How to prove that a set of functions is compact? This is a simple question (I'm an undergraduate math student).
Let me define the set of functions
$$
\mathcal{U}=\left\lbrace u:[0,1]\rightarrow [0,1] \mid u\; \text{is Lebesgue measurable}\right\rbrace $$
I just want to know if the above set of functions is compact and why.
I also want to understand it means for $\mathcal{U}$ to be compact. 
Thanks in advance.
 A: In order to check whether this set of functions is compact you have to put a topology on the set. A topology is a "description of what open sets are", and a topological space (i.e., a set equipped with a topology) is compact if every open cover admits a finite subcover. Being compact strongly depends on the topology you choose. This poses a problem in this situation because there is no obvious choice for a topology. But there are some candidates I have encountered.

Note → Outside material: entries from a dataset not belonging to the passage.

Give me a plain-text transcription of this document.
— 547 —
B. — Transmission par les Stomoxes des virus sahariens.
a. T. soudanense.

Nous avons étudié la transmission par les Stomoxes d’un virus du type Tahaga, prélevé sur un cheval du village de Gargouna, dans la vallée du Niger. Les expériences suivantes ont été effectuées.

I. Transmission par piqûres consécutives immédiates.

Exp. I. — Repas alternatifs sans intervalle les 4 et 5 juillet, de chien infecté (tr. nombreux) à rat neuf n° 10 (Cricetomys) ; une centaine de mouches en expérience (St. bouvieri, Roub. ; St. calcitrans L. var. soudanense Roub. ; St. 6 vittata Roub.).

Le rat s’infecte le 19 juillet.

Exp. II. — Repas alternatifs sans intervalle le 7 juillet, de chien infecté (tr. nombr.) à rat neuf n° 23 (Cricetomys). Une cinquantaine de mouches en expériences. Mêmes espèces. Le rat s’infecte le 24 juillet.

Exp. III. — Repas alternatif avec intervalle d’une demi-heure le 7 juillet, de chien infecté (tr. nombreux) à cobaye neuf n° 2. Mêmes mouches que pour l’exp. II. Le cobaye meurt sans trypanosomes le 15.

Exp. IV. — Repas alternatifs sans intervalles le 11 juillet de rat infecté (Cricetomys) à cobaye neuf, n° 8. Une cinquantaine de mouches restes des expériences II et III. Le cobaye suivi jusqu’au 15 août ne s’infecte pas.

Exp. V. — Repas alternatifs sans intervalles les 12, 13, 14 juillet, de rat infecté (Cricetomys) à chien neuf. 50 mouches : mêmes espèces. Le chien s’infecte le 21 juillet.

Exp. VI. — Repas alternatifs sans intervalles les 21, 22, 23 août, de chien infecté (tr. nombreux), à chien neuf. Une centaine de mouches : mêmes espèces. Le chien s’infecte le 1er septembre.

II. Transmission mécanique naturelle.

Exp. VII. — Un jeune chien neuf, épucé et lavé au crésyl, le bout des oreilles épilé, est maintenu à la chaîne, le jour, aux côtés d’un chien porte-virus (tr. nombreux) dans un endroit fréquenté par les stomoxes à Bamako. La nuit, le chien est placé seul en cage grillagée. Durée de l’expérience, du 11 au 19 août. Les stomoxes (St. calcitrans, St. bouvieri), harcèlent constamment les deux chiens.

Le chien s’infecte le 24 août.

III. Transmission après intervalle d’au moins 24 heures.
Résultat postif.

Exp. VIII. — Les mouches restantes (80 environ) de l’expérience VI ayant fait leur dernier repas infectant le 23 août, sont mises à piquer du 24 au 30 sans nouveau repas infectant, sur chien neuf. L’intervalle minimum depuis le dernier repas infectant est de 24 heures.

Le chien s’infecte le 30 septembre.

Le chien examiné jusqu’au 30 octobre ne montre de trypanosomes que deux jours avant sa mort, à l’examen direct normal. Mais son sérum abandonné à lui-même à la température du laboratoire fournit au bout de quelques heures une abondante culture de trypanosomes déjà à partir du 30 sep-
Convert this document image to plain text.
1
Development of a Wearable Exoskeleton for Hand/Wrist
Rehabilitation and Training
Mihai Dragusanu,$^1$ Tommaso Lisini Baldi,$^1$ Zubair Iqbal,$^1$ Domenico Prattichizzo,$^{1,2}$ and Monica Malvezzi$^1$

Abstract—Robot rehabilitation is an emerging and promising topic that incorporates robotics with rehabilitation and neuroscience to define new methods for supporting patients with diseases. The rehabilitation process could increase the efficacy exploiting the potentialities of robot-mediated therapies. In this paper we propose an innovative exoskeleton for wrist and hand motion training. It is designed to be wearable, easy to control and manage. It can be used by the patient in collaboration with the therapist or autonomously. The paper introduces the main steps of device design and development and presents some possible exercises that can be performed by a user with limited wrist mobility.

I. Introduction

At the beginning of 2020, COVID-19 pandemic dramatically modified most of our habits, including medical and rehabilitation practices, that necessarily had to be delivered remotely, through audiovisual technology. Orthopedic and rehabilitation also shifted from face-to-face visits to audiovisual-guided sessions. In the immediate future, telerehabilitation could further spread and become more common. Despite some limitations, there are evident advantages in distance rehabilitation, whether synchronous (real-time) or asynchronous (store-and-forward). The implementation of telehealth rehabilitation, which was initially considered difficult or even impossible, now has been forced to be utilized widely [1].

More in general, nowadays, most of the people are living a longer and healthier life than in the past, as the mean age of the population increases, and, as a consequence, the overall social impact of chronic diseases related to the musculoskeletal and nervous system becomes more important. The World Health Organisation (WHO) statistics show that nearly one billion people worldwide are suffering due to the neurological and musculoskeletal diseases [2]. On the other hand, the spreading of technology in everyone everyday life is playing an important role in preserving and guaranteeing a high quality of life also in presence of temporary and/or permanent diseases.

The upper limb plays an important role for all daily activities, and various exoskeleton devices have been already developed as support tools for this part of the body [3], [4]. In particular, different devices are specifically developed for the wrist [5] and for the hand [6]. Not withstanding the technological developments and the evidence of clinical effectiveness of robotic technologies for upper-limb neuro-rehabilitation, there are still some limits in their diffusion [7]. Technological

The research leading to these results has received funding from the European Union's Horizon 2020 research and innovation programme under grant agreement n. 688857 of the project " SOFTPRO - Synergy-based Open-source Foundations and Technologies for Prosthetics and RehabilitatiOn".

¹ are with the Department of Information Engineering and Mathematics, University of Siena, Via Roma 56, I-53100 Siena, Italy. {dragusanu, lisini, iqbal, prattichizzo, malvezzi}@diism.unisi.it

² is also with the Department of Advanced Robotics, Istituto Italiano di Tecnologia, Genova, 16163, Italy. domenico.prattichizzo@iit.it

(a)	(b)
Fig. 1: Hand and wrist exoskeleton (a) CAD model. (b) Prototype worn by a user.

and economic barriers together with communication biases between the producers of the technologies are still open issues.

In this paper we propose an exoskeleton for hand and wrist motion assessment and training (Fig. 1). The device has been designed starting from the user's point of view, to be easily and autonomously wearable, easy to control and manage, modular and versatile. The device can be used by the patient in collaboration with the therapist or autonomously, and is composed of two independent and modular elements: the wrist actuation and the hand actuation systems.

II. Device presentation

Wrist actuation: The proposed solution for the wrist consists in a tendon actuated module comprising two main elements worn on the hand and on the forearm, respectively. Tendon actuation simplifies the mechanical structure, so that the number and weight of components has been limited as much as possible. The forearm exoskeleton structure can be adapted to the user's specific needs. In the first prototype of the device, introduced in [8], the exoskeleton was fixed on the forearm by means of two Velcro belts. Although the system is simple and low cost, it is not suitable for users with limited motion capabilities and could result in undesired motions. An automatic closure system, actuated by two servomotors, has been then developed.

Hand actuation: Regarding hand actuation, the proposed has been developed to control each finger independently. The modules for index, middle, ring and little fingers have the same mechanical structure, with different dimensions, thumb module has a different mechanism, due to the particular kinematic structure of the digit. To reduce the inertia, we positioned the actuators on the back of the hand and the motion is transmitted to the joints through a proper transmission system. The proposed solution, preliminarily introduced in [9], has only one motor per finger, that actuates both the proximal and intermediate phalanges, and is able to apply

A good candidate is the topology induced by the $L^1$-norm. To do this, we first need to consider a quotient of $\mathcal U$, namely the set $\mathcal V = \mathcal U / \sim$, where $f \sim g$ if $\{f \neq g\}$ has Lebesgue measure zero. Then, $\mathcal V$ has a famous metric, namely the metric induced by the $L^1$-norm on $L^1([0,1])$ (of which $\mathcal V$ is a subset) given by
$$\Vert f \Vert = \int_0^1 |f(x)|\,dx.$$
This metric induces a topology on $\mathcal V$, which in turn induces a topology on $\mathcal U$. It turns out that if $\mathcal U$ were compact (with respect to this reasonable topology), then so would be $\mathcal V$. We will now show that $\mathcal V$ is not compact, so $\mathcal U$ will not be (with respect to this topology).

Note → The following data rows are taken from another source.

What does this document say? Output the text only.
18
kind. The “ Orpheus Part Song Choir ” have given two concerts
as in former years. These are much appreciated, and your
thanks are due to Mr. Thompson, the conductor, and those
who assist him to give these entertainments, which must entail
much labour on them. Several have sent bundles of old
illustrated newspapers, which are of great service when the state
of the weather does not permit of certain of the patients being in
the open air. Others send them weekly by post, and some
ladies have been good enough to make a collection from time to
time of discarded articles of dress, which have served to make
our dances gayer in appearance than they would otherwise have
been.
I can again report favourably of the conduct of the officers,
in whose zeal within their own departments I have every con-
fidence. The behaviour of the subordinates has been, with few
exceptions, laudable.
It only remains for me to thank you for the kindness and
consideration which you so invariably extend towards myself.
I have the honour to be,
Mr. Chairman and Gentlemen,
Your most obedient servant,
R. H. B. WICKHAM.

This can be done, e.g., by constructing a sequence $(f_n)_{n \in \mathbb N} \subset \mathcal V$ that has no convergent subsequence. One possible such sequence is the following. Divide $[0,1]$ up into $2^n$ pieces of equal length. Then let $f_n$ be $0$ on the first, third, $\dots,$ $2^n-1$-st piece, and let $f_n$ be $1$ on the second, fourth, $\dots,$ $2^n$-th piece. This sequence has no convergent subsequence since
$$\Vert f_n - f_m \Vert = \int_0^1 |f_n(x) - f_m(x)|\,dx = 1$$
whenever $m \neq n$ (you might want to draw some pictures to see this). Thus, $\mathcal V$ is not compact (with respect to this topology).

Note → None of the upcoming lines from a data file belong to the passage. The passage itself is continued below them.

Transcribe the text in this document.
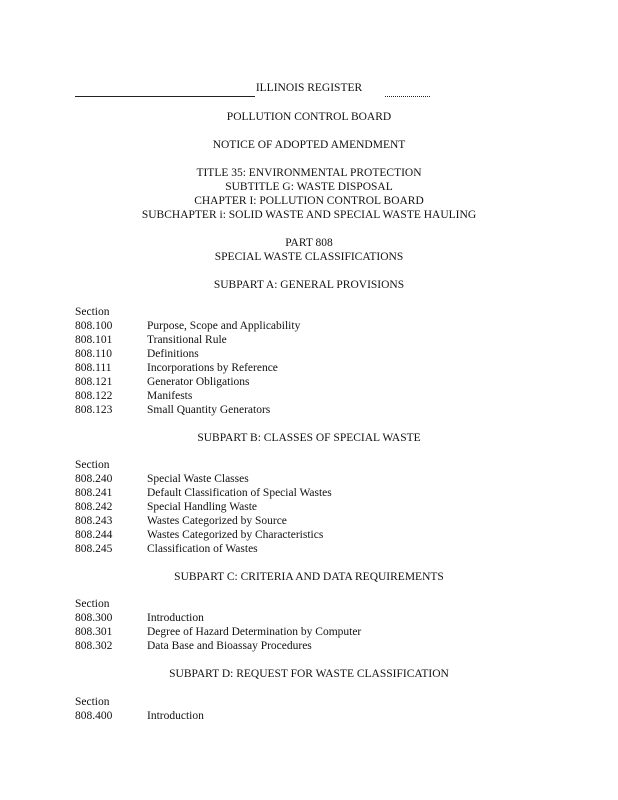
ILLINOIS REGISTER
POLLUTION CONTROL BOARD
NOTICE OF ADOPTED AMENDMENT
TITLE 35: ENVIRONMENTAL PROTECTION
SUBTITLE G: WASTE DISPOSAL
CHAPTER I: POLLUTION CONTROL BOARD
SUBCHAPTER i: SOLID WASTE AND SPECIAL WASTE HAULING
PART 808
SPECIAL WASTE CLASSIFICATIONS
SUBPART A: GENERAL PROVISIONS
Section
808.100	Purpose, Scope and Applicability
808.101	Transitional Rule
808.110	Definitions
808.111	Incorporations by Reference
808.121	Generator Obligations
808.122	Manifests
808.123	Small Quantity Generators
SUBPART B: CLASSES OF SPECIAL WASTE
Section
808.240	Special Waste Classes
808.241	Default Classification of Special Wastes
808.242	Special Handling Waste
808.243	Wastes Categorized by Source
808.244	Wastes Categorized by Characteristics
808.245	Classification of Wastes
SUBPART C: CRITERIA AND DATA REQUIREMENTS
Section
808.300	Introduction
808.301	Degree of Hazard Determination by Computer
808.302	Data Base and Bioassay Procedures
SUBPART D: REQUEST FOR WASTE CLASSIFICATION
Section
808.400	Introduction
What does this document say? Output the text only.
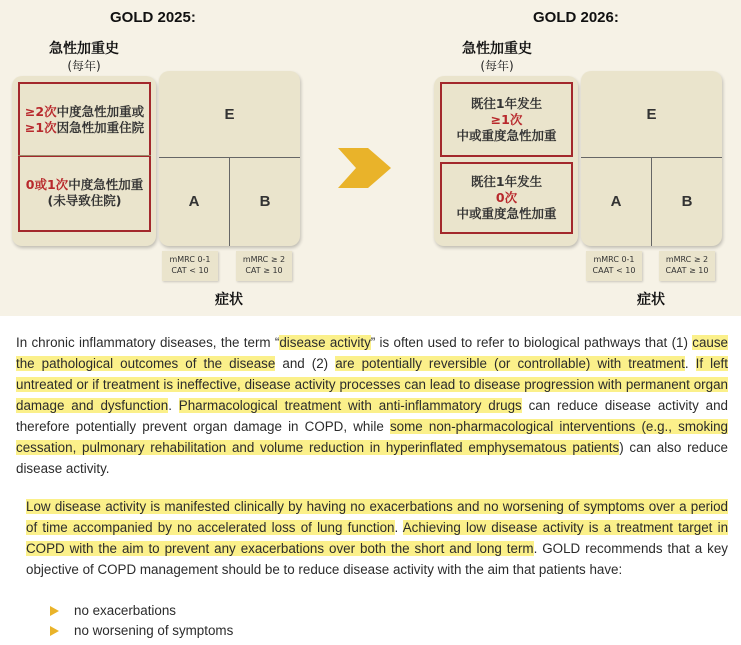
GOLD 2025:
急性加重史
(每年)
≥2次中度急性加重或
≥1次因急性加重住院
0或1次中度急性加重
(未导致住院)
E
A	B
mMRC 0-1
CAT < 10
mMRC ≥ 2
CAT ≥ 10
症状
GOLD 2026:
急性加重史
(每年)
既往1年发生
≥1次
中或重度急性加重
既往1年发生
0次
中或重度急性加重
E
A	B
mMRC 0-1
CAAT < 10
mMRC ≥ 2
CAAT ≥ 10
症状

In chronic inflammatory diseases, the term “disease activity” is often used to refer to biological pathways that (1) cause the pathological outcomes of the disease and (2) are potentially reversible (or controllable) with treatment. If left untreated or if treatment is ineffective, disease activity processes can lead to disease progression with permanent organ damage and dysfunction. Pharmacological treatment with anti-inflammatory drugs can reduce disease activity and therefore potentially prevent organ damage in COPD, while some non-pharmacological interventions (e.g., smoking cessation, pulmonary rehabilitation and volume reduction in hyperinflated emphysematous patients) can also reduce disease activity.

Low disease activity is manifested clinically by having no exacerbations and no worsening of symptoms over a period of time accompanied by no accelerated loss of lung function. Achieving low disease activity is a treatment target in COPD with the aim to prevent any exacerbations over both the short and long term. GOLD recommends that a key objective of COPD management should be to reduce disease activity with the aim that patients have:

no exacerbations
no worsening of symptoms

Another candidate for a topology on $\mathcal U$ is the pointwise topology, induced by the metric 
$$d(f,g) = \sup_{x \in [0,1]}|f(x)-g(x)|.$$
It turns out that this topology is actually finer than the topology discussed above, so with respect to this topology, $\mathcal U$ is also not compact.

Finally, there are some stupid things you can do in order for $\mathcal U$ to be compact. E.g., you could put the trivial topology on $\mathcal U$ ($\emptyset$ and $\mathcal U$ are the only open sets), in which case $\mathcal U$ will be compact. I cannot think of any other reasonable non-pathological topology on $\mathcal U$ that makes it compact.

As a final remark: There are much more reasonable ways to topologize function spaces if you restrict to continuous functions. One example is the Compact-Open Topology on spaces of continuous functions, which has very nice properties.